Take your time guys. The China problem will give you plenty of it. Here’s how to get elected:
- slash immigration to support wages and borders;
- clear the party of all China sympthasisers;
- stick to your climate change guns and
- launch a full-scale industrial revitalisation platform including incentives for cheap capital, energy and currency.
In other words, forget about power with your gaggle of progressive globalists. They’ve been mugged by history.
Given as much, the best thing that Labor loyalists can do is revive the Democratic Labor Party:
The Australian Democratic Labor Party (Anti-Communist) was formed as a result of a split in the Australian Labor Party (ALP) which began in 1954. The split was between the party’s national leadership, under the then party leader Dr H. V. Evatt, and the majority of the Victorian branch, which was dominated by a faction composed largely of ideologically-driven anti-Communist Catholics.Many ALP members during the Cold War period, most but not all of them Catholics, became alarmed at what they saw as the growing power of the Communist Party of Australia within the country’s trade unions. These members formed units within the unions, called Industrial Groups, to combat this alleged infiltration.
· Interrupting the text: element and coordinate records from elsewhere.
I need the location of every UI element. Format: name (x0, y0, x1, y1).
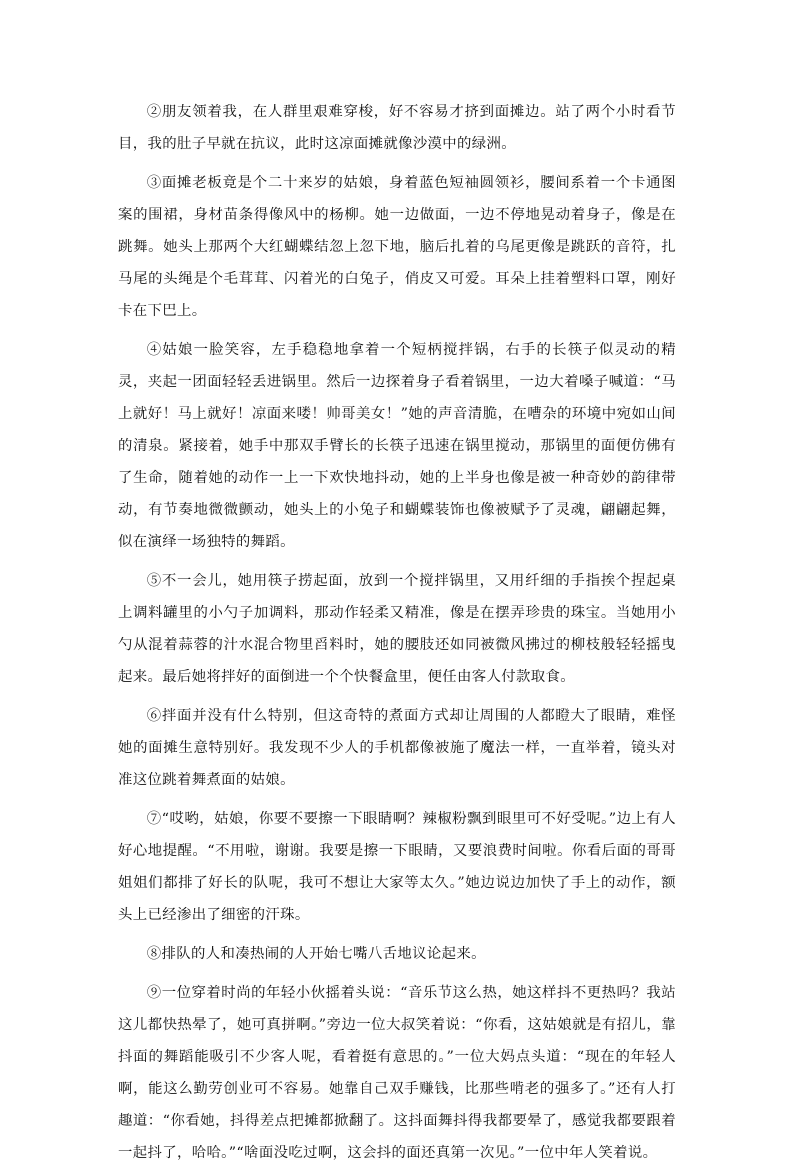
paragraph-8: ⑧排队的人和凑热闹的人开始七嘴八舌地议论起来。 (146, 946, 486, 962)
paragraph-6: ⑥拌面并没有什么特别，但这奇特的煮面方式却让周围的人都瞪大了眼睛，难怪她的面摊生意特别好。我发现不少人的手机都像被施了魔法一样，一直举着，镜头对准这位跳着舞煮面的姑娘。 (118, 708, 676, 788)
paragraph-3: ③面摊老板竟是个二十来岁的姑娘，身着蓝色短袖圆领衫，腰间系着一个卡通图案的围裙，身材苗条得像风中的杨柳。她一边做面，一边不停地晃动着身子，像是在跳舞。她头上那两个大红蝴蝶结忽上忽下地，脑后扎着的乌尾更像是跳跃的音符，扎马尾的头绳是个毛茸茸、闪着光的白兔子，俏皮又可爱。耳朵上挂着塑料口罩，刚好卡在下巴上。 (118, 175, 676, 319)
article-body (118, 96, 676, 1176)
paragraph-2: ②朋友领着我，在人群里艰难穿梭，好不容易才挤到面摊边。站了两个小时看节目，我的肚子早就在抗议，此时这凉面摊就像沙漠中的绿洲。 (118, 104, 676, 152)
paragraph-7: ⑦“哎哟，姑娘，你要不要擦一下眼睛啊？辣椒粉飘到眼里可不好受呢。”边上有人好心地提醒。“不用啦，谢谢。我要是擦一下眼睛，又要浪费时间啦。你看后面的哥哥姐姐们都排了好长的队呢，我可不想让大家等太久。”她边说边加快了手上的动作，额头上已经渗出了细密的汗珠。 (118, 811, 676, 923)
paragraph-5: ⑤不一会儿，她用筷子捞起面，放到一个搅拌锅里，又用纤细的手指挨个捏起桌上调料罐里的小勺子加调料，那动作轻柔又精准，像是在摆弄珍贵的珠宝。当她用小勺从混着蒜蓉的汁水混合物里舀料时，她的腰肢还如同被微风拂过的柳枝般轻轻摇曳起来。最后她将拌好的面倒进一个个快餐盒里，便任由客人付款取食。 (118, 573, 676, 685)
paragraph-4: ④姑娘一脸笑容，左手稳稳地拿着一个短柄搅拌锅，右手的长筷子似灵动的精灵，夹起一团面轻轻丢进锅里。然后一边探着身子看着锅里，一边大着嗓子喊道：“马上就好！马上就好！凉面来喽！帅哥美女！”她的声音清脆，在嘈杂的环境中宛如山间的清泉。紧接着，她手中那双手臂长的长筷子迅速在锅里搅动，那锅里的面便仿佛有了生命，随着她的动作一上一下欢快地抖动，她的上半身也像是被一种奇妙的韵律带动，有节奏地微微颤动，她头上的小兔子和蝴蝶装饰也像被赋予了灵魂，翩翩起舞，似在演绎一场独特的舞蹈。 (118, 342, 676, 550)
paragraph-9: ⑨一位穿着时尚的年轻小伙摇着头说：“音乐节这么热，她这样抖不更热吗？我站这儿都快热晕了，她可真拼啊。”旁边一位大叔笑着说：“你看，这姑娘就是有招儿，靠抖面的舞蹈能吸引不少客人呢，看着挺有意思的。”一位大妈点头道：“现在的年轻人啊，能这么勤劳创业可不容易。她靠自己双手赚钱，比那些啃老的强多了。”还有人打趣道：“你看她，抖得差点把摊都掀翻了。这抖面舞抖得我都要晕了，感觉我都要跟着一起抖了，哈哈。”“啥面没吃过啊，这会抖的面还真第一次见。”一位中年人笑着说。 (118, 985, 676, 1161)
The intellectual leader of the Victorian Catholic wing of the ALP (although not actually a party member) was B. A. Santamaria, a lay Catholic anti-Communist activist, who acquired the patronage of Dr Mannix. Santamaria headed The Catholic Social Studies Movement (often known as The Movement), modeled on Catholic Action groups in Europeand, ironically, in organizational terms, on some of the methods employed by its principal target, the Communist Party of Australia. That group later became the National Civic Council (NCC). Evatt denounced the “Movement” and the Industrial Groups in 1954, alleging they were trying to take over the ALP and turn it into a European-style Christian Democratic party.
Kimberly Kitching can lead the new party. There must be half a dozen others that haven’t forgotten that they represent Australia.
This is the only way that I can see to fix Labor. Sure, it will take ten years of bloodletting to rid the party of its China grovellers (Keating, Rudd, Evans etc) but it will be forever in opposition if nobody makes it happen.